Read the full story here.

— Posted by JVS on 12.22.19, backdated to 12.21.19

12.19.19 – “Blackstone Leads $720M Refinance for Industry City”

As reported by the Commercial Observer:

The ownership group behind Industry City has sealed a $720 million refinance for the Sunset Park mega-project, Commercial Observer has learned. 

Blackstone led the financing, with Bank of China, Deutsche Bank and SL Green Realty Corp. also in the lending group. The debt included a mezzanine component, sources said. 

The new financing replaces and upsizes the $647 million loan provided on the property in December 2017 by Bank of China and SL Green. 

As with previous rounds of financings on the behemoth development, Iron Hound Management negotiated the debt on the 16-building commercial complex, sources said. Officials at Iron Hound did not immediately return a request for comment.

The 6-million-square-foot, 35-acre development, on Sunset Park’s waterfront in Brooklyn, is owned by Jamestown Properties and Belvedere Capital own the along with Angelo Gordon & Co.Ruby Schron’s Cammeby’s International and Abraham Fruchthandler’s FBE Limited. Representatives for the property’s sponsorship declined to comment…

The property has seen a lot of tenant—and potential tenant—activity this year.

In July, Crain’s New York Business reported that Amazon was eyeing Industry City as the site of its next logistics facility, in a deal that would see the e-commerce giant taking a whopping 1 million square feet.
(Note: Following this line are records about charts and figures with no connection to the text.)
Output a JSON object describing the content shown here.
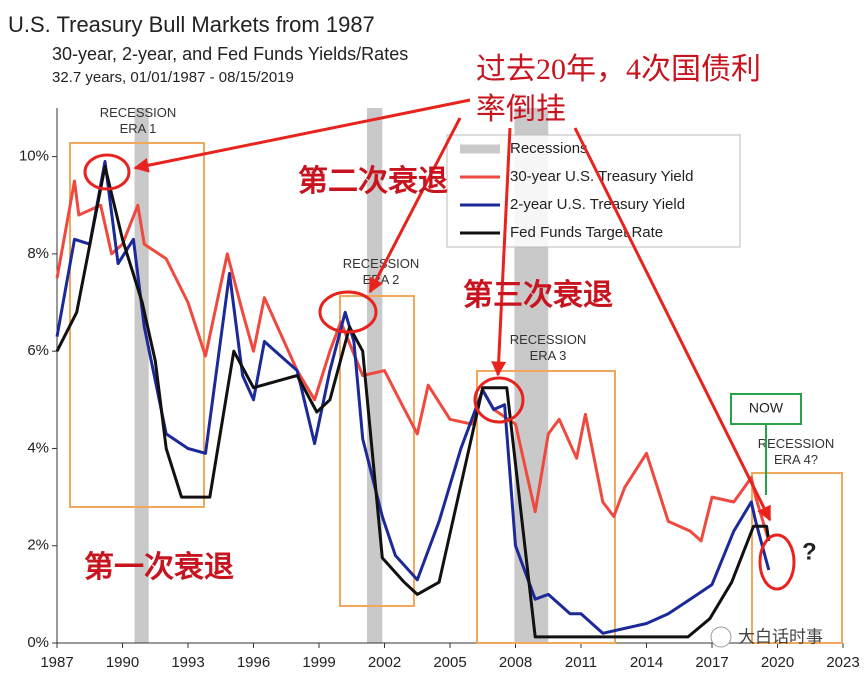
{
  "chart_data": {
    "type": "line",
    "title": "U.S. Treasury Bull Markets from 1987",
    "subtitle": "30-year, 2-year, and Fed Funds Yields/Rates",
    "caption": "32.7 years, 01/01/1987 - 08/15/2019",
    "xlim": [
      1987,
      2023
    ],
    "xticks": [
      1987,
      1990,
      1993,
      1996,
      1999,
      2002,
      2005,
      2008,
      2011,
      2014,
      2017,
      2020,
      2023
    ],
    "ylim": [
      0,
      11
    ],
    "yticks": [
      {
        "value": 0,
        "label": "0%"
      },
      {
        "value": 2,
        "label": "2%"
      },
      {
        "value": 4,
        "label": "4%"
      },
      {
        "value": 6,
        "label": "6%"
      },
      {
        "value": 8,
        "label": "8%"
      },
      {
        "value": 10,
        "label": "10%"
      }
    ],
    "recession_label": "Recessions",
    "recession_color": "#c9c9c9",
    "recessions": [
      [
        1990.55,
        1991.2
      ],
      [
        2001.2,
        2001.9
      ],
      [
        2007.95,
        2009.5
      ]
    ],
    "series": [
      {
        "name": "30-year U.S. Treasury Yield",
        "color": "#ee4a40",
        "x": [
          1987,
          1987.8,
          1988,
          1989,
          1989.5,
          1990,
          1990.7,
          1991,
          1992,
          1993,
          1993.8,
          1994.8,
          1995.5,
          1996,
          1996.5,
          1997,
          1998,
          1998.8,
          1999.5,
          2000,
          2001,
          2002,
          2002.8,
          2003.5,
          2004,
          2005,
          2006,
          2006.5,
          2007,
          2008,
          2008.9,
          2009.5,
          2010,
          2010.8,
          2011.2,
          2012,
          2012.5,
          2013,
          2014,
          2015,
          2016,
          2016.5,
          2017,
          2018,
          2018.8,
          2019,
          2019.6
        ],
        "values": [
          7.5,
          9.5,
          8.8,
          9.0,
          8.0,
          8.2,
          9.0,
          8.2,
          7.9,
          7.0,
          5.9,
          8.0,
          6.8,
          6.0,
          7.1,
          6.6,
          5.6,
          5.0,
          6.0,
          6.6,
          5.5,
          5.6,
          4.9,
          4.3,
          5.3,
          4.6,
          4.5,
          5.2,
          4.8,
          4.5,
          2.7,
          4.3,
          4.6,
          3.8,
          4.7,
          2.9,
          2.6,
          3.2,
          3.9,
          2.5,
          2.3,
          2.1,
          3.0,
          2.9,
          3.4,
          3.0,
          2.1
        ]
      },
      {
        "name": "2-year U.S. Treasury Yield",
        "color": "#1b2a98",
        "x": [
          1987,
          1987.8,
          1988.5,
          1989.2,
          1989.8,
          1990.5,
          1991,
          1992,
          1993,
          1993.8,
          1994.9,
          1995.5,
          1996,
          1996.5,
          1997,
          1998,
          1998.8,
          1999.5,
          2000.2,
          2000.6,
          2001,
          2001.9,
          2002.5,
          2003.5,
          2004.5,
          2005.5,
          2006.5,
          2007,
          2007.5,
          2008,
          2008.9,
          2009.5,
          2010.5,
          2011,
          2012,
          2013,
          2014,
          2015,
          2016,
          2017,
          2018,
          2018.8,
          2019,
          2019.6
        ],
        "values": [
          6.3,
          8.3,
          8.2,
          9.9,
          7.8,
          8.3,
          6.5,
          4.3,
          4.0,
          3.9,
          7.6,
          5.5,
          5.0,
          6.2,
          6.0,
          5.6,
          4.1,
          5.6,
          6.8,
          6.2,
          4.2,
          2.6,
          1.8,
          1.3,
          2.5,
          4.0,
          5.2,
          4.8,
          4.9,
          2.0,
          0.9,
          1.0,
          0.6,
          0.6,
          0.2,
          0.3,
          0.4,
          0.6,
          0.9,
          1.2,
          2.3,
          2.9,
          2.5,
          1.5
        ]
      },
      {
        "name": "Fed Funds Target Rate",
        "color": "#111111",
        "x": [
          1987,
          1987.9,
          1989.2,
          1990,
          1990.9,
          1991.5,
          1992,
          1992.7,
          1994,
          1995.1,
          1996,
          1998,
          1998.9,
          1999.5,
          2000.4,
          2001,
          2001.9,
          2002.9,
          2003.5,
          2004.5,
          2006.5,
          2007.6,
          2008.9,
          2015.9,
          2016.9,
          2017.9,
          2018.9,
          2019.5,
          2019.6
        ],
        "values": [
          6.0,
          6.8,
          9.8,
          8.3,
          7.0,
          5.8,
          4.0,
          3.0,
          3.0,
          6.0,
          5.25,
          5.5,
          4.75,
          5.0,
          6.5,
          6.0,
          1.75,
          1.25,
          1.0,
          1.25,
          5.25,
          5.25,
          0.125,
          0.125,
          0.5,
          1.25,
          2.4,
          2.4,
          2.1
        ]
      }
    ],
    "annotations": {
      "era1": [
        "RECESSION",
        "ERA 1"
      ],
      "era2": [
        "RECESSION",
        "ERA 2"
      ],
      "era3": [
        "RECESSION",
        "ERA 3"
      ],
      "era4": [
        "RECESSION",
        "ERA 4?"
      ],
      "now": "NOW",
      "question": "?",
      "headline": [
        "过去20年，4次国债利",
        "率倒挂"
      ],
      "first": "第一次衰退",
      "second": "第二次衰退",
      "third": "第三次衰退",
      "watermark": "大白话时事"
    }
  }
}
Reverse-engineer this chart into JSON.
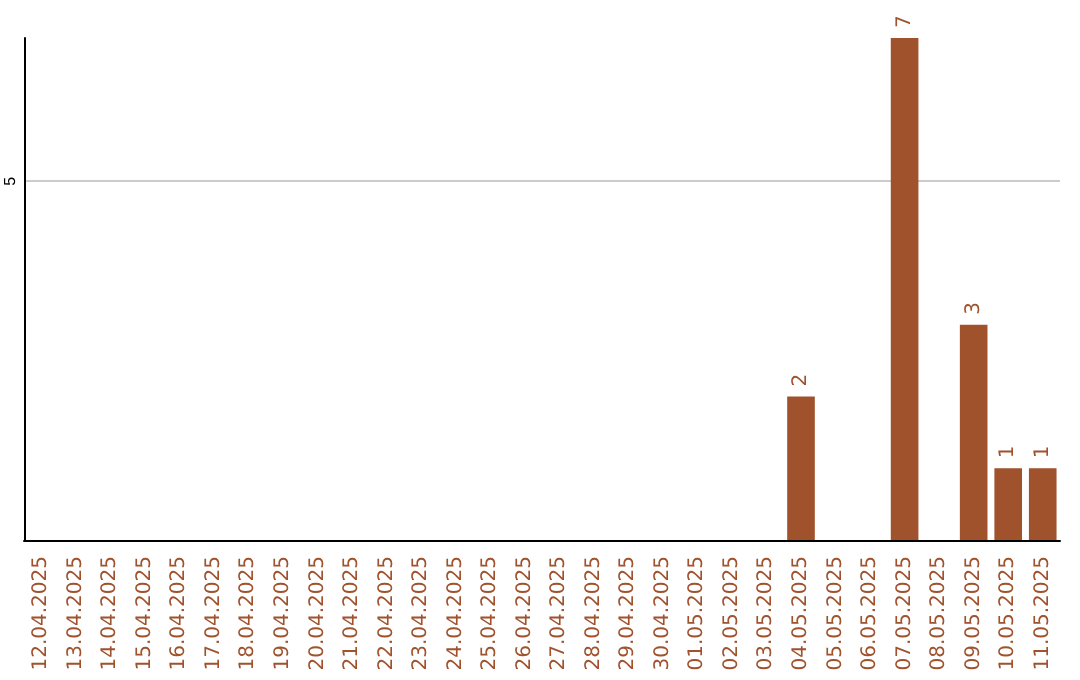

Earlier in the year, E-bike and hoverboard manufacturer Jetson inked a lease for 12,500 square feet at the development while Essence Communication signed a 10-year lease for 29,000 square feet at 34 35th Street

Additionally, plans for a $1 billion expansion plan is currently underway at Industry City, with sponsorship pushing for a rezoning that would allow additional retail, academic space and offices at the site, The Real Deal reported. A City Council vote will take place in the spring…

Officials at Blackstone, Deutsche Bank and Bank of China declined to comment. Officials at SL Green were not immediately available for comment.